УДК 82-97: 801.81: 398.21
Новикова М.А.,
доктор филологических наук, профессор, профессор кафедры русской и зарубежной литературы Таврического национального университета имени В. И. Вернадского
«Владычица морская» у А. С. Пушкина: векторы интертекстуальности
Прелиминарии. В сказке А. С. Пушкина о золотой рыбке Старуха, ставшая (милостями Золотой Рыбки) «грозной царицей», посылает своего Старика к Рыбке с последним требованием. Она хочет стать «владычицей морскою», жить в «окияне-море» и повелевать самой Рыбкой. На том и кончается Старухино царствование: в ответ на ультиматум Старуха возвращена к себе изначальной - к своей ветхой землянке и разбитому корыту.
Источники сказочного сюжета, которым воспользовался Пушкин, исследовались учеными давно. Установлены корни этого сюжета на Западе - померанская (т.е. прибалтийская) сказка, и на Востоке -индийский миф о боге, превратившемся на время в рыбу, чтобы испытать рыбака и его жену, а через них - человеческую благодарность и памятливость [11, с. 14-46, 275, 286; 1, с. 134-163; 4, с. 136 сл.; 6, с. 57-70; 3, с. 527-528; 14, с. 296 сл.].
Неожиданным может показаться иной интертекст: насколько нам известно, к сказке о Рыбаке и Рыбке он до сих пор не прилагался. Имеется в виду даже не целый текст, а одна формула: «владычица морская».
Старославянизм «владычица» (ср. полногласные древнерусские княжеские имена «Володимир», «Всеволод» и др.) явно выпадает из русского фольклорного стиля, зато бесспорно сигнализирует о другом происхождении: византийском, а ещё глубже - библейском, ветхозаветном. В восточно-славянский мир такие слова попадали через переводы Библии, вошедшие затем в церковные (литургические) тексты; в мир западноевропейский тем же путем шли их латинские корреляты.
Римо-византийская литургическая традиция. Действительно, формула «владычица морская» пришла не из фольклора, а из средневековых католических молитв, обращенных к Богородице. В молитвах этих (созданных и передававшихся, естественно, на латыни) Богородицу именуют «Звездой моря», «Stella maris». Комментаторы
поясняют: в таком виде формула является закрепившейся ошибкой монахов-переписчиков. На самом деле первичное, правильное молитвенное обращение к Деве Марии должно быть иным: «Stilla maris», т.е. «капля моря» [16, р. 24].

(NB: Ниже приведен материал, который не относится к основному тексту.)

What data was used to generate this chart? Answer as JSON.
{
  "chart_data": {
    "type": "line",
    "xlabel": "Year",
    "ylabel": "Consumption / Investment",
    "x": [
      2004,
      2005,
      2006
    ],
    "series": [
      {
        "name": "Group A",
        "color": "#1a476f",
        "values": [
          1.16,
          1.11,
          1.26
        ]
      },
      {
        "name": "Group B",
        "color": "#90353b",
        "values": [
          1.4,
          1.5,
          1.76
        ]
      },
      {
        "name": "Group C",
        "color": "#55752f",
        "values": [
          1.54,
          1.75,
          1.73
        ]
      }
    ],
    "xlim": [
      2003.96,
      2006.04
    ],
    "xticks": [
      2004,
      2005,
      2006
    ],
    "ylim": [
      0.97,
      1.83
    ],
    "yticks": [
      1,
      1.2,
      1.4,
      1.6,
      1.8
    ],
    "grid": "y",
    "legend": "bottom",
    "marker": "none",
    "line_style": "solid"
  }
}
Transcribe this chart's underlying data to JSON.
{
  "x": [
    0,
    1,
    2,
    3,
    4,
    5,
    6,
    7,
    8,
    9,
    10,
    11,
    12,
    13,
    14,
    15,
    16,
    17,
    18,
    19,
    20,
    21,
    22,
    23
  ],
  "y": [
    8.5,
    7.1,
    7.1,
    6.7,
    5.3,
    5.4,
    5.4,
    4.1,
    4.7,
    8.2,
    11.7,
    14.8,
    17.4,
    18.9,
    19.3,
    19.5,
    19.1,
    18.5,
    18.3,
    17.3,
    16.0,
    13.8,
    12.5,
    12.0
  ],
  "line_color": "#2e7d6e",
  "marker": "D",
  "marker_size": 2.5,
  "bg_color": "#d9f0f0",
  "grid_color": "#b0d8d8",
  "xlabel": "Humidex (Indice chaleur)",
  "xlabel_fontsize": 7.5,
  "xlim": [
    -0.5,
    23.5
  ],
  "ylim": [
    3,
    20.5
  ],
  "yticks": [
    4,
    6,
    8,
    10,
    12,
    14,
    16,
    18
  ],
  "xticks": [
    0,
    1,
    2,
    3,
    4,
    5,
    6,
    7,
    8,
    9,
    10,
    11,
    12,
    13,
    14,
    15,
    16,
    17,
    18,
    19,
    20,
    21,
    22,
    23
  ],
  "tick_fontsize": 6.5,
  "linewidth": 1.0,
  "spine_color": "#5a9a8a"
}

Обращение это вошло в католическую молитвенную практику через «Толковник древнееврейских имен» - этимологический словарь-справочник для имен библейских персонажей. Его начал составлять выдающийся богослов, филолог и переводчик Блаж. Иероним (342-420 гг. н.э.), а продолжали его последователи. Имя Богородицы по древнееврейски - Мириам; оно означает или «госпожа, повелительница», или «горькая». Эту горечь св. Иероним истолковал-сравнил со вкусом морской воды.
Яркая, запоминающаяся «ошибочная» метафора получила в дальнейшем широкое хождение. Она вызвала к жизни даже особый католический культ Девы Марии: покровительницы рыбаков и моряков. «Звездой моря» стали называть рыбачьи шхуны и парусники мореплавателей. В приморских городах и селениях католических стран начали воздвигать часовни и церкви в честь Богородицы -«Звезды моря».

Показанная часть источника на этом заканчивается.